Nei decenni successivi l’accusa –
rafforzata dalla legge Mancino del 1993 – è mossa ulteriormente contro altri
soggetti, come il movimento Fascismo e Libertà di Giorgio Pisanò; la risposta
difensiva si trincera dietro il “reato di opinione”. Ma il crinale fra
opinione, propaganda e incitamento a mettere in atto quanto propagandato è
assai sottile. Il neofascismo e il neonazismo sono diffusi in Europa – come
denunciato da una risoluzione del parlamento europeo del 2018 – e negli Usa, e
fungono oggi da ala estrema dell’odio nazional-populista che si nutre di
demagogia contro migranti e profughi. In Grecia il movimento neonazista Alba
Dorata è stato condannato pochi giorni fa in quanto «organizzazione criminale»

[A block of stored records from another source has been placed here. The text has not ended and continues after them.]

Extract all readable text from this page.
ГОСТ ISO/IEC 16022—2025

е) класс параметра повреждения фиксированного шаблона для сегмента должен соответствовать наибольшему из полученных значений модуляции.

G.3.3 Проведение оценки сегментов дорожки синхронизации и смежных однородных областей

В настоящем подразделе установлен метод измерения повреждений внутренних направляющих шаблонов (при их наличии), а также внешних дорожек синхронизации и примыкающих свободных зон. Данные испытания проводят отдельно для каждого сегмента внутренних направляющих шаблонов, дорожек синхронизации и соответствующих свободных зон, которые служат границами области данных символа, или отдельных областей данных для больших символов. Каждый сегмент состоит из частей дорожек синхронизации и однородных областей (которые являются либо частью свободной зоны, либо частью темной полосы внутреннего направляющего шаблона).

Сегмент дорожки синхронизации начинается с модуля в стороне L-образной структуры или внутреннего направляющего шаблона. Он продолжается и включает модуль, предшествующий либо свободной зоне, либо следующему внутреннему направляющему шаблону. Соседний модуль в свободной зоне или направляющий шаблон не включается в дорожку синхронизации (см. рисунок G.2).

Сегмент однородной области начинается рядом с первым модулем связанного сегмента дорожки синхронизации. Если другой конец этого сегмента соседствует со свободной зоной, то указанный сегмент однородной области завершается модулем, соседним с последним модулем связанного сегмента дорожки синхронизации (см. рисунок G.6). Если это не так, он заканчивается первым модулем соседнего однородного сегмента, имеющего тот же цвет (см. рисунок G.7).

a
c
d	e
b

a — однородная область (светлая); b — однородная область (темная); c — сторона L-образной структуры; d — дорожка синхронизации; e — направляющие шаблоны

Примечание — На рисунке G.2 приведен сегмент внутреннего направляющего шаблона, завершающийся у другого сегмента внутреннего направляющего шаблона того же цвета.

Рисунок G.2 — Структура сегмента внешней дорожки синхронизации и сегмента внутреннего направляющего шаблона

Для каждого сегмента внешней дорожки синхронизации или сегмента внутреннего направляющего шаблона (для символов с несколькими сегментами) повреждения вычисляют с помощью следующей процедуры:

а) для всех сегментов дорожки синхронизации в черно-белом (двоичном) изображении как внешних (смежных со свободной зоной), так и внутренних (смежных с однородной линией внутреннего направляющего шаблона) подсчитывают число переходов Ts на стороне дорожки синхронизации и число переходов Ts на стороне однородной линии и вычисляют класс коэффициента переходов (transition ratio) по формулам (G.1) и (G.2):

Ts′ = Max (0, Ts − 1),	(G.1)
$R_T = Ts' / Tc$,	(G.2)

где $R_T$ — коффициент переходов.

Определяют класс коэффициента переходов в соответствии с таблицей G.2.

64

responsabile di un omicidio, due tentati omicidi e una serie infinita di
violenze.
In Italia, CasaPound nasce circa a metà
anni ’90; si fa conoscere per le violenze commesse in varie città – fra cui
l’eccidio di due senegalesi a Firenze nel 2011 – , per le prolungate occupazioni
di immobili pubblici ingiustificatamente tollerate, nonché per qualche amicizia
politica di troppo. Fino a poco tempo fa nel proprio sito web ha dichiarato matrici
ideali che includono Gentile, Mussolini e perfino il fanatico repubblichino
Pavolini, capo delle brigate nere; nomi che compaiono anche nel programma
elettorale del 2013, depositato al ministero dell’Interno. Oggi, nel sito web
si leggono frasi come questa: «la forza quando
scaturita da un ordine verticale e da un principio gerarchico è destinata a
dominare le barbarie, anche se in numero inferiore»; e si insiste, inoltre, sul
«ritorno» della nazione a un’epoca mitizzata ed esaltata: «Per la sua storia e per il suo destino, l’Italia
deve tornare a esercitare una funzione avanguardista nel mondo, tornare ad
essere faro di civiltà, esempio». Il lessico e i concetti rimandano alla presunta
gloria dell’impero mussoliniano. La magistratura giudicherà sui fatti accaduti
a Bari nel 2018 e sui reati ascritti a CasaPound. Da parte nostra, dovremmo
cogliere l’occasione per comprendere il fenomeno e affinare le armi della
critica contro i fascismi che in forme molteplici si ripresentano.